Water managers are tracking the elevations of Lake Powell and Lake Mead, two of the largest reservoirs in the U.S., as a historic megadrought made worse by climate change grips Western states.

Lake Powell currently sits just over 3,525 feet above sea level. And 35 feet below that threshold, the Glen Canyon Dam, which created Lake Powell, is at increased risk of damage and being unable to produce electricity for the 5 million people it serves.

“We're talking about the second-largest reservoir ever constructed by the United States," Justin Mankin, an NOAA Drought Task Force co-lead and assistant professor at Dartmouth, told Yahoo Finance. "The thing is like 200 miles long when it's full. It's held back by one of the largest concrete structures ever built by humans, the Glen Canyon Dam. So the idea that this massive structure, which I think is pretty emblematic of America's best-ever effort to kind of transform water supply in the American West,... is failing is really putting us in uncharted territory, legally and politically and socially, economically.”

Mankin added that "what we're seeing is the beginning or some point in the process of what is going to be a really long and painful collapse of the Western water economy as we know it."

A jboat glides along Lake Powell on Wednesday, August 25, 2021. (Photo by Bill Clark/CQ-Roll Call, Inc via Getty Images)
A jboat glides along Lake Powell on Wednesday, August 25, 2021. (Photo by Bill Clark/CQ-Roll Call, Inc via Getty Images) · Bill Clark via Getty Images

Since 2000, the Western U.S. has been facing the worst 22-year drought in 1,200 years, the severity of which has been at least partially attributed to human-caused climate change. According to a report by NOAA's Drought Task Force, the economic losses from the drought in 2020 alone amount to between $515 million and $1.3 billion. When wildfires are factored in — since drought can be a catalyst for fires and fuel their spread — the costs rise to between $11.4 billion and $23 billion.

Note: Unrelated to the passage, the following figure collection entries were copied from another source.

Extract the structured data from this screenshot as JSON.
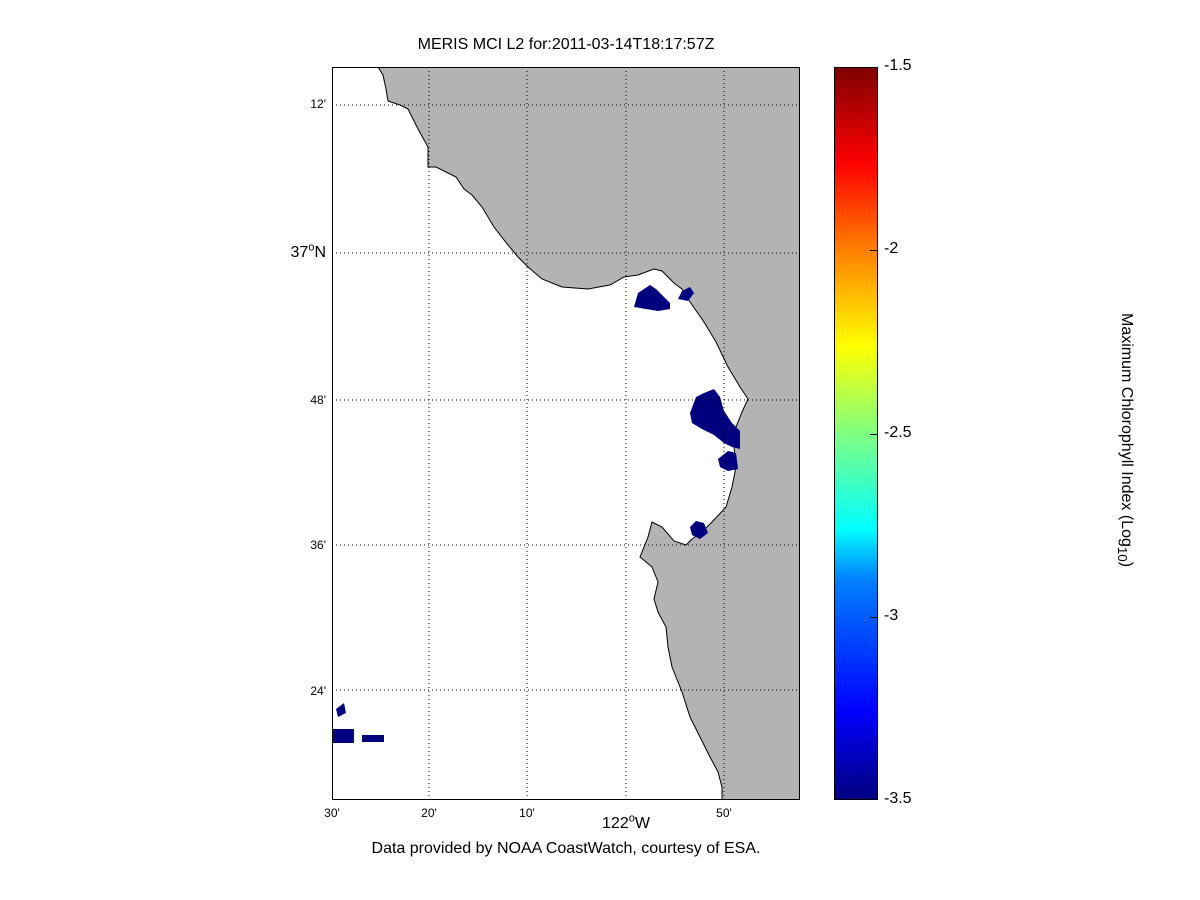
{
  "map": {
    "title": "MERIS MCI L2 for:2011-03-14T18:17:57Z",
    "credit": "Data provided by NOAA CoastWatch, courtesy of ESA.",
    "land_color": "#b3b3b3",
    "ocean_color": "#ffffff",
    "bloom_color": "#00007f",
    "lat_labels": {
      "l12": "12'",
      "l37": "37",
      "l37_sup": "o",
      "l37_suffix": "N",
      "l48": "48'",
      "l36": "36'",
      "l24": "24'"
    },
    "lon_labels": {
      "l30": "30'",
      "l20": "20'",
      "l10": "10'",
      "l122": "122",
      "l122_sup": "o",
      "l122_suffix": "W",
      "l50": "50'"
    }
  },
  "colorbar": {
    "label_main": "Maximum Chlorophyll Index (Log",
    "label_sub": "10",
    "label_end": ")",
    "range": [
      -3.5,
      -1.5
    ],
    "ticks": [
      "-1.5",
      "-2",
      "-2.5",
      "-3",
      "-3.5"
    ],
    "colormap": "jet"
  }
}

California, Colorado, New Mexico, Utah, Arizona, and the Navajo Nation have all declared drought states of emergency as of 2021.

"This is just another year in a long string of drought, and it just had a compounding and cascading effect on the environment here," Andrew Hoell, a meteorologist at the NOAA Physical Sciences Labratory and co-lead of the NOAA Drought Task Force, told Yahoo Finance.

Low precipitation and high temperatures over a period of time "depletes your resilience, depletes your water resources," Hoell added. "And this is really where we're at right now where we're seeing lower reservoir levels, lower river flows... so there's just a lot of things going on that are really producing a really bad situation in a lot of different ways."